In 1994, Fergerson joined the Al Checchi for Governor Campaign. Fergerson spent the next year and a half as one of Al's ‘kitchen cabinet’ advisers, a group that provided statewide advice for the campaign. He was campaign director for Orange County, San Diego County and Northern Mexico, a strategic trading partner for the State of California. After Checchi's defeat, in conjunction with the Staubach Real Estate Company, Fergerson worked to develop living wage opportunities for residents of Harlem.

When Fergerson discovered that Harlem had not had high school football for 62 years, he called all 13 Harlem-based principals and devised and presented a plan to the Chancellor of the NYCDOE that would unite them all into one community high school football team.

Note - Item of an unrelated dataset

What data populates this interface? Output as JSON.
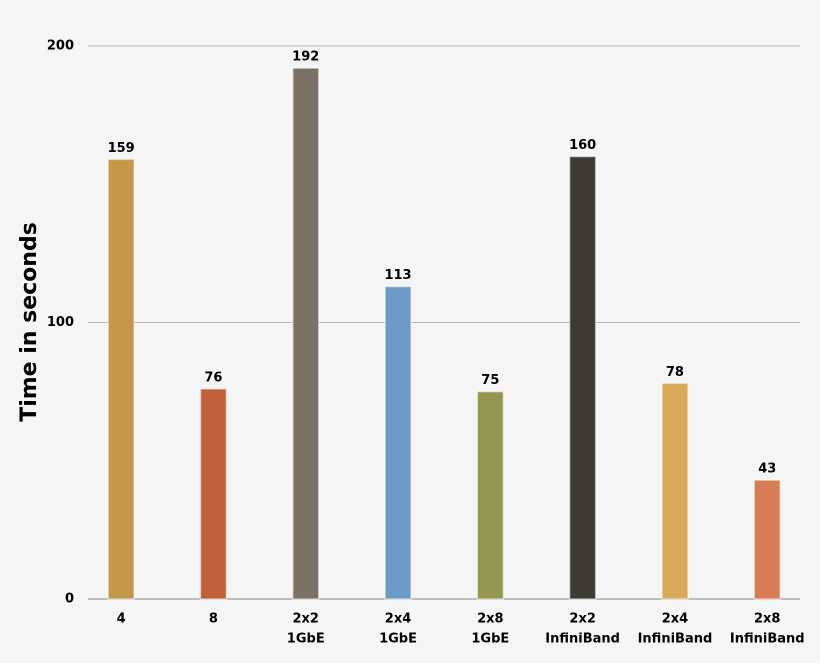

The plan, which is currently used by the New York School system, is the blueprint by which the schools organize on all levels so that students can participate in combined community sports teams while continuing to attend their individual schools. It was originally believed that the plan would take 5–6 years to complete, but Fergerson, through his grassroots efforts and diligence within the community and partnership with Columbia University, was able to complete it in 9 months. Chancellor Klein signed the waiver allowing the Harlem Hell-fighters to organize as a scholar/athlete program to serve the needs of the at-risk urban males of color. Within three years of participating in the Public School Athletic League, Fergerson took the 2007 Hellfighters to the city championship game against John Adams High School, losing 58–42.

In January 2007, Fergerson became the only New York state high school football coach ever chosen to
coach in the prestigious US High School Army All-America Bowl game in San Antonio, Texas. In March 2007, he was given a Lifetime Achievement Award by the Wheeler school in Providence, Rhode Island, and in September 2007, he was chosen by
Universal-McCann Erickson and the US Army as a COI: Center of Influence in aiding the Army's urban outreach programs. He was asked to meet with the Secretary of the Army in January 2008 and travel to the Pentagon to meet with Army brass in April 2008.